9 responses so far ↓

  • 1 Bash Bosh // Jan 1, 2009 at 5:27 am

    Very nice tips!
    Happy new year!

  • 2 Olivier // Jan 2, 2009 at 9:23 am

    Hello Lindsay,

    What is the average time for an Article site to “get started”, ie to be fully indexed and to begin to receive significants visitors from search engines ?

  • 3 Maria | Never the Same River Twice // Jan 2, 2009 at 11:16 am

    This is a great wrap-up to a fantastic series! Thank you for sharing so many great techniques, especially since others charge pretty hefty fees for the same information.

    If anyone is interested in more knowledge about the technical side of setting up a Wordpress powered article site, Caroline Middlebrook has both a .pdf and a video series showing how to do it step by step. It’s called (appropriately enough) How to Develop Money-Making Niche Sites with WordPress and it’s free.

  • 4 Leoney // Jan 2, 2009 at 5:57 pm

    Great tips. I’m new blogger and I have created my blog at blogspot. There are some product, affiliate and book on my blog but I failed to sell them. Your article is very usefull and I will try it in my other blog.

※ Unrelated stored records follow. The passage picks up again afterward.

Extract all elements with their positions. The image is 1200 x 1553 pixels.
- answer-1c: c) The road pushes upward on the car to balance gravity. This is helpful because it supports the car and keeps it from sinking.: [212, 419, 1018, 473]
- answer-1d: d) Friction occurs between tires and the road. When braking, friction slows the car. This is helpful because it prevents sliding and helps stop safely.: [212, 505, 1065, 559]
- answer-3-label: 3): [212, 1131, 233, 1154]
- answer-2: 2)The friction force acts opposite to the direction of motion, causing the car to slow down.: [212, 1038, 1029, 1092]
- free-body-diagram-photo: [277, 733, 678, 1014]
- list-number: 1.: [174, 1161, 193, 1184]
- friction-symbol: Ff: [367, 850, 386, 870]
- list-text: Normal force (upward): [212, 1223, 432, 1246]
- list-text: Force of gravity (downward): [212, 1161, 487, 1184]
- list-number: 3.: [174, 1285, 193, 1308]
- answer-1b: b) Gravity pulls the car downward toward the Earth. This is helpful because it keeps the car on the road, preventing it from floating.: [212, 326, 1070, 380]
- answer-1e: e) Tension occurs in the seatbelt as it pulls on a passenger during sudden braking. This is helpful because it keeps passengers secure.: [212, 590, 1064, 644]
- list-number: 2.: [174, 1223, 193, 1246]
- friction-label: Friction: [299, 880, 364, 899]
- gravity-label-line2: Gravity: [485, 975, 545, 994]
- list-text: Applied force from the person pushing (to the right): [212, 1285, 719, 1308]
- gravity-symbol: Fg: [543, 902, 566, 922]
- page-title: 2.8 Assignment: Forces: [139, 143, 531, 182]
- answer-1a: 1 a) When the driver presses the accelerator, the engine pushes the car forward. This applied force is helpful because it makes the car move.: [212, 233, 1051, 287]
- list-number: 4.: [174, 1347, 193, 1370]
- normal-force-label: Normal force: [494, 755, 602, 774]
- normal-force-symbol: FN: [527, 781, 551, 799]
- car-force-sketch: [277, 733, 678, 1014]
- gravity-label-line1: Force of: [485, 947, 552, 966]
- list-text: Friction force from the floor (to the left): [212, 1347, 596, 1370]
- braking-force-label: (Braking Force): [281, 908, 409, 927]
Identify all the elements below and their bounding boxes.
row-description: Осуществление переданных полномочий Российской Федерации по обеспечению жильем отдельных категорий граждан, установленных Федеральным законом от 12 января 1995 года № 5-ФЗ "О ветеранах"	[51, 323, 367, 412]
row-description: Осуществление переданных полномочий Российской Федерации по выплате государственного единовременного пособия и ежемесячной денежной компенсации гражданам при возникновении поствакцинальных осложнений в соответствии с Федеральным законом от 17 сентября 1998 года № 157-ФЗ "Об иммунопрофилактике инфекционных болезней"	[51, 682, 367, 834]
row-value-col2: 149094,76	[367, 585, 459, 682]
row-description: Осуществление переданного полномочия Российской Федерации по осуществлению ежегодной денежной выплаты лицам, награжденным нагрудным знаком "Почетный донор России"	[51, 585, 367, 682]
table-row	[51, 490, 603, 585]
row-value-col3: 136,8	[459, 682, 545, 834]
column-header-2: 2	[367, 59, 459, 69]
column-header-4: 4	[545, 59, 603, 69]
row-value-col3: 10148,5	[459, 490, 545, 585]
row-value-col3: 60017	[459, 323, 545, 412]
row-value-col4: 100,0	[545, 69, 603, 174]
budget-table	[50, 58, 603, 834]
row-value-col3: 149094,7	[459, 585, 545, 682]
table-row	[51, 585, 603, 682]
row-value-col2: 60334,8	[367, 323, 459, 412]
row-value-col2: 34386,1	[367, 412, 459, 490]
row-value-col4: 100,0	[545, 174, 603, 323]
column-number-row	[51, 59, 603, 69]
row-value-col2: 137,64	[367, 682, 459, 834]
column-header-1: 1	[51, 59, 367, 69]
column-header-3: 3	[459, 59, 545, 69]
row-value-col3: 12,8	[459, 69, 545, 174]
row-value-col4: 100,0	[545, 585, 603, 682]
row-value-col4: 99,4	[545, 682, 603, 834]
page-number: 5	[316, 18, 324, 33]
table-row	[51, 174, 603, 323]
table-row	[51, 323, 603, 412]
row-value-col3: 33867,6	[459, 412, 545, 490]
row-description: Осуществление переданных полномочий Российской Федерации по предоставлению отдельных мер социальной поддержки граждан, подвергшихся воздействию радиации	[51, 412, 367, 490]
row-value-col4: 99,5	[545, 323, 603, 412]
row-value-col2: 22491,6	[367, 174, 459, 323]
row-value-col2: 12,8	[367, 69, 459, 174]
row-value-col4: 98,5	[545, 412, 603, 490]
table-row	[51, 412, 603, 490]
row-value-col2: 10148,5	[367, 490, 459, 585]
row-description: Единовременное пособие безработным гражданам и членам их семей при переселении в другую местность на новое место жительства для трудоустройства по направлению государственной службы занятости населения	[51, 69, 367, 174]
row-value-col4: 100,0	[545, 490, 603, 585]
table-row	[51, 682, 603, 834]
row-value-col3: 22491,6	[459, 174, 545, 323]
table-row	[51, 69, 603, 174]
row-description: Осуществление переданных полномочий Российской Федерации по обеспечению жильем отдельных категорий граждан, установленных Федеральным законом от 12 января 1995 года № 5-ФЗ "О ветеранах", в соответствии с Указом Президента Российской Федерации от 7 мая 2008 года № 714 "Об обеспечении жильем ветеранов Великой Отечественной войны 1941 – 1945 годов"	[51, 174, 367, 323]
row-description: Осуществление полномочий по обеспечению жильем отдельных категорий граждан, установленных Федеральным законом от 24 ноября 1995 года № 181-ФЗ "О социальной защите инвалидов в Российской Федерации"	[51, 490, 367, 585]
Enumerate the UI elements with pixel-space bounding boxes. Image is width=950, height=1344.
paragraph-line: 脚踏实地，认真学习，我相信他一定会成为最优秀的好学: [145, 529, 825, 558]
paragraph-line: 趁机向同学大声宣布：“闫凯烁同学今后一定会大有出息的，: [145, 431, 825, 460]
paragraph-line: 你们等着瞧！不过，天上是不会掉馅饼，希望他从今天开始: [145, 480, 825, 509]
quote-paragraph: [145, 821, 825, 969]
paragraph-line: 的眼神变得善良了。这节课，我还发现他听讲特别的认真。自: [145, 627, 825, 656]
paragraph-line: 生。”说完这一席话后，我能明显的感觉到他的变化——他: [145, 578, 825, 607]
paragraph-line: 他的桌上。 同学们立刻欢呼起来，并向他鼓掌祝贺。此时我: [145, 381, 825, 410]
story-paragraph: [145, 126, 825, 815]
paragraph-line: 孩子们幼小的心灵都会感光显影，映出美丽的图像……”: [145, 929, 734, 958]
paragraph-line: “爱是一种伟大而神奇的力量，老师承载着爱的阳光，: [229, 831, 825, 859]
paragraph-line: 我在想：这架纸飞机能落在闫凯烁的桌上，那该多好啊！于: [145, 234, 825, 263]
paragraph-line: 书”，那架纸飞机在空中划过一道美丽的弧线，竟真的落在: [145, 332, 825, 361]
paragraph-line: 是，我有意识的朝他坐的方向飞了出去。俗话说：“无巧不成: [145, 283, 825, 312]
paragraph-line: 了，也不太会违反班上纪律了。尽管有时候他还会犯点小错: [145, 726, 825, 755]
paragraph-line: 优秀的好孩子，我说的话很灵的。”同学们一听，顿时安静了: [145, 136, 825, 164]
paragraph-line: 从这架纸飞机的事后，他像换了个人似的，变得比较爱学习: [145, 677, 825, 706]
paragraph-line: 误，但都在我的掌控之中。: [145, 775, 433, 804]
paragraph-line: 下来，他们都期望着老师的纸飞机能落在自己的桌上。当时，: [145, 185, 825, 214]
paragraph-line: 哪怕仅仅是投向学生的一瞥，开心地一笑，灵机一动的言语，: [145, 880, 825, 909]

Thank.

  • 5 Maria -- WriterGig // Jan 4, 2009 at 8:06 am

    I’ve always used Site Built It or HostGator and HTML templates to build my niche sites. I never thought about using a WordPress theme, but it sounds like that would be nice and simple.

  • 6 Lindsay // Jan 6, 2009 at 6:52 pm

    @Olivier Honestly, I’d give it at least 6 months. Some of mine have taken a year before I really see the results of the link building I did the first month. As long as you get at least one solid link to it from an authority site, it’ll be indexed pretty quickly, but the Google sandbox seems to live on in infamy.

    In many cases, I’ve put up a site, gotten some links, waited with baited breathe for the traffic to come, and then forgotten about it for other projects. Then a few months later, I checked in and realized it was doing quite well and I really needed to get those ads up on it!

    @Maria Thanks for the link–looks like a good resource!

    @Maria (2) I remember looking into Site Build It when I first got started and being a little turned off by the generic template all their sites had (I’m sure they’ve evolved since then), and I was concerned that I’d have to keep paying their fees indefinitely and wouldn’t be able to move the site down the road. I’m not sure if that’s true or not, but am glad I just went out on my own.

    But, yes, Wordpress makes things much easier today if you’re comfortable setting it up (and even in the last year, the WP people have gone a long ways toward making setting it up, upgrading it, and backing it up nearly painless).

  • 7 Brian // Feb 3, 2009 at 6:14 pm

    Hello. I just finished reading your 8 part series and I must say that it was very informative. Because of your article and some other researching I have done in regards to starting a home based business, I will be building an article site very soon. Wordpress sounds like a good option but I think I will utilize a program that I bought some time ago – it’s called XsitePro2. I haven’t experimented with it much but it looks promising. Again, thanks for the info.

  • 8 Allen // Feb 9, 2009 at 3:31 pm

    This was an awesome series! I plan on implementing some of this with some site ideas that I have. I currently have a hosting package with Godaddy but perhaps I need to upgrade to get more domains.

  • 9 Andy // Mar 29, 2009 at 10:56 am

    Hey Lindsay, I’ve just finishing reading all of your guide and its fantastic! It is simple, concise and teaches exaclty what people need to know to get started.
    Its great to hear from your own personal experiences too, I would definatley agree in a lot that you have said.